On Dec. 7, 2017, the company resubmitted a New Drug Application (NDA) for Inbrija to the U.S. Food and Drug Administration (FDA) for symptoms of OFF periods in Parkinson’s patients taking a carbidopa/levodopa regimen. The resubmission dealt with two problems raised in a previous rejection.
Today, the company released information at the J.P. Morgan Healthcare Conference regarding 2017 Ampyra sales and provided financial guidance for 2018. In the fourth quarter, Ampyra had net sales of $166 million, totaling net sales of $542 million for the year. Its cash and cash equivalents at the end of the year were $300 million. The company’s expected sales of Ampyra for 2018 are $330 to $350 million. And the company expects combined 2018 research-and-development and SG&A non-GAAP operating expenses of $270 to $290 million, which if the math is correct, will have the company remain solvent, if not dramatically profitable. It projects a cash balance by the end of 2018 to be $300 million.

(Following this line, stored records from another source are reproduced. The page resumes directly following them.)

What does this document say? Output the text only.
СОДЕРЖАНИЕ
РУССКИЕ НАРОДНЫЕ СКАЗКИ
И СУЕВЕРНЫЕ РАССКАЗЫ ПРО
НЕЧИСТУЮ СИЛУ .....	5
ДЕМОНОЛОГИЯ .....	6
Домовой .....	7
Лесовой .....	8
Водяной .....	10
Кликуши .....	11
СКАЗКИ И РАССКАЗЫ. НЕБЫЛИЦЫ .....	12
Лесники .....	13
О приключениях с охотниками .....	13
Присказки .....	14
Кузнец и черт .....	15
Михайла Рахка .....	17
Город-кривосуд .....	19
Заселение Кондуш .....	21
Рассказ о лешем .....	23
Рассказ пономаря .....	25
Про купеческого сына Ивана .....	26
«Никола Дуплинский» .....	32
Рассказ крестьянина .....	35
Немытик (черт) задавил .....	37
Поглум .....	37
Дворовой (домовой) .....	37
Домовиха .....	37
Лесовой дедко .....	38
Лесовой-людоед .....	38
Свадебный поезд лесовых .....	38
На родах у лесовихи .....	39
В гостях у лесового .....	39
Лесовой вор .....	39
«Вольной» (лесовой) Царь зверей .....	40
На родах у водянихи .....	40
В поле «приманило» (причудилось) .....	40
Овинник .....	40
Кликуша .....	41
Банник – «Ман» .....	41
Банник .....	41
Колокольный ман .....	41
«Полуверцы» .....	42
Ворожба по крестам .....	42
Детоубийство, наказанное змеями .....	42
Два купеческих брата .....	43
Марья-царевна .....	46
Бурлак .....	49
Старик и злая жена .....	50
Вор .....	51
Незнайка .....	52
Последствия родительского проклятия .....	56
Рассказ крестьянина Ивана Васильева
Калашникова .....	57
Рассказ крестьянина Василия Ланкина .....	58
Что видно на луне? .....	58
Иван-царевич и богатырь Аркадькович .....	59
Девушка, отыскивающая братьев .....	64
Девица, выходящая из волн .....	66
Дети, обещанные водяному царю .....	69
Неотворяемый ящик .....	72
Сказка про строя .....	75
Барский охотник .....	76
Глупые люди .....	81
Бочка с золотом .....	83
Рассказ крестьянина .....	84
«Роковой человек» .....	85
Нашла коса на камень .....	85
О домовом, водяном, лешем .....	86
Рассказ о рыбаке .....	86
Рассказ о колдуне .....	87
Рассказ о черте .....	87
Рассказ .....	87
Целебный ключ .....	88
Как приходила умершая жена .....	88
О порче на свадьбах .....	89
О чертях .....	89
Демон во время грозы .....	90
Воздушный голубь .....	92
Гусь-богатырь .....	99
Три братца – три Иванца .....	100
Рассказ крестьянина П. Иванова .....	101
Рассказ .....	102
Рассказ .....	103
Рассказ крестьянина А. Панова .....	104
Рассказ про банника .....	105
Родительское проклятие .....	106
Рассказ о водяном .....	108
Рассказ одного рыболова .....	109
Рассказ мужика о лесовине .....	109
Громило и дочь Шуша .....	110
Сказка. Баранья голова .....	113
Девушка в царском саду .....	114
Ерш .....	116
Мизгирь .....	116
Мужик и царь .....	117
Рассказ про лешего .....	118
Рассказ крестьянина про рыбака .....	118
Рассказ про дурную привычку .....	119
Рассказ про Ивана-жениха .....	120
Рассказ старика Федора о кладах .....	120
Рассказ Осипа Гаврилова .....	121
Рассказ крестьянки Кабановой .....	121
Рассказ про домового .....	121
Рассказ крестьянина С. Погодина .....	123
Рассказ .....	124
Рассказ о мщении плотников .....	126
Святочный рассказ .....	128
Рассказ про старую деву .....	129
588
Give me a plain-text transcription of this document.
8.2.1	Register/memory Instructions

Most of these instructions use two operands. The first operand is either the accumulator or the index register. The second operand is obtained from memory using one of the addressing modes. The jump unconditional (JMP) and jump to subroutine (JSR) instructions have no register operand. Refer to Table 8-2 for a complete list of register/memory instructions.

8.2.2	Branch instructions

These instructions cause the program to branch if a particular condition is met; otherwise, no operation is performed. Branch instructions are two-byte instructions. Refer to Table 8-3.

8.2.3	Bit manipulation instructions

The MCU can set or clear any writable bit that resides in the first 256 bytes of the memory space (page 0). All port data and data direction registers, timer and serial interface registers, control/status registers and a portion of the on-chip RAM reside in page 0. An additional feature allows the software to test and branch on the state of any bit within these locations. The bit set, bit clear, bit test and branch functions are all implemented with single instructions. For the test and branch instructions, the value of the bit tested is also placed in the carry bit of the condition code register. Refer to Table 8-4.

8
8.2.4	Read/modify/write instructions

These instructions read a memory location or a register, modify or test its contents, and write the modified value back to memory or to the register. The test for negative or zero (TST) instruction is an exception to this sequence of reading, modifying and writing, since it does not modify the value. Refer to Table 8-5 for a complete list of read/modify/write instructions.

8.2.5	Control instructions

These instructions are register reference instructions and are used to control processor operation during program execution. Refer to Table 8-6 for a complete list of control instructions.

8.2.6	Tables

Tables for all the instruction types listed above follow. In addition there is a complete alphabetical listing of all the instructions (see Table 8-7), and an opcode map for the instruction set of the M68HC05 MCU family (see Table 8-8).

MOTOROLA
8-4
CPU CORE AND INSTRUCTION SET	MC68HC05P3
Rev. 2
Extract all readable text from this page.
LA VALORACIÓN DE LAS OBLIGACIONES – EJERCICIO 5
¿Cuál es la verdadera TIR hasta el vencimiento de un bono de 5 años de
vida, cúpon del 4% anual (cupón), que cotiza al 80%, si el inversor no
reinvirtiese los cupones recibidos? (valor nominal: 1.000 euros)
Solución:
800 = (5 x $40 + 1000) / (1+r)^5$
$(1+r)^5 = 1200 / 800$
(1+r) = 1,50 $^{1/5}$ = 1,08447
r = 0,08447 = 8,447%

“In response to the challenges we faced in 2017, we streamlined Acorda to focus on our most important and valuable initiatives,” Ron Cohen, Acorda’s president and chief executive officer, said in a statement. “Based on the Company’s proven track record of commercial success in the specialty neurology space, an NDA submitted for a major product and a continued commitment to fiscal responsibility, 2018 will be a transformative year for Acorda.”
Cohen went on to say, “We are preparing for potential approval and launch of Inbrija, our investigational inhaled levodopa treatment for symptoms of OFF periods in people with Parkinson’s disease taking carbidopa/levodopa. We look forward to working with the FDA during the NDA review process, and to bringing this new treatment option to the PD community to help address an important unmet need. Based on our continued market research we have increased our projection for Inbrija’s U.S. market opportunity to greater than $800 million.”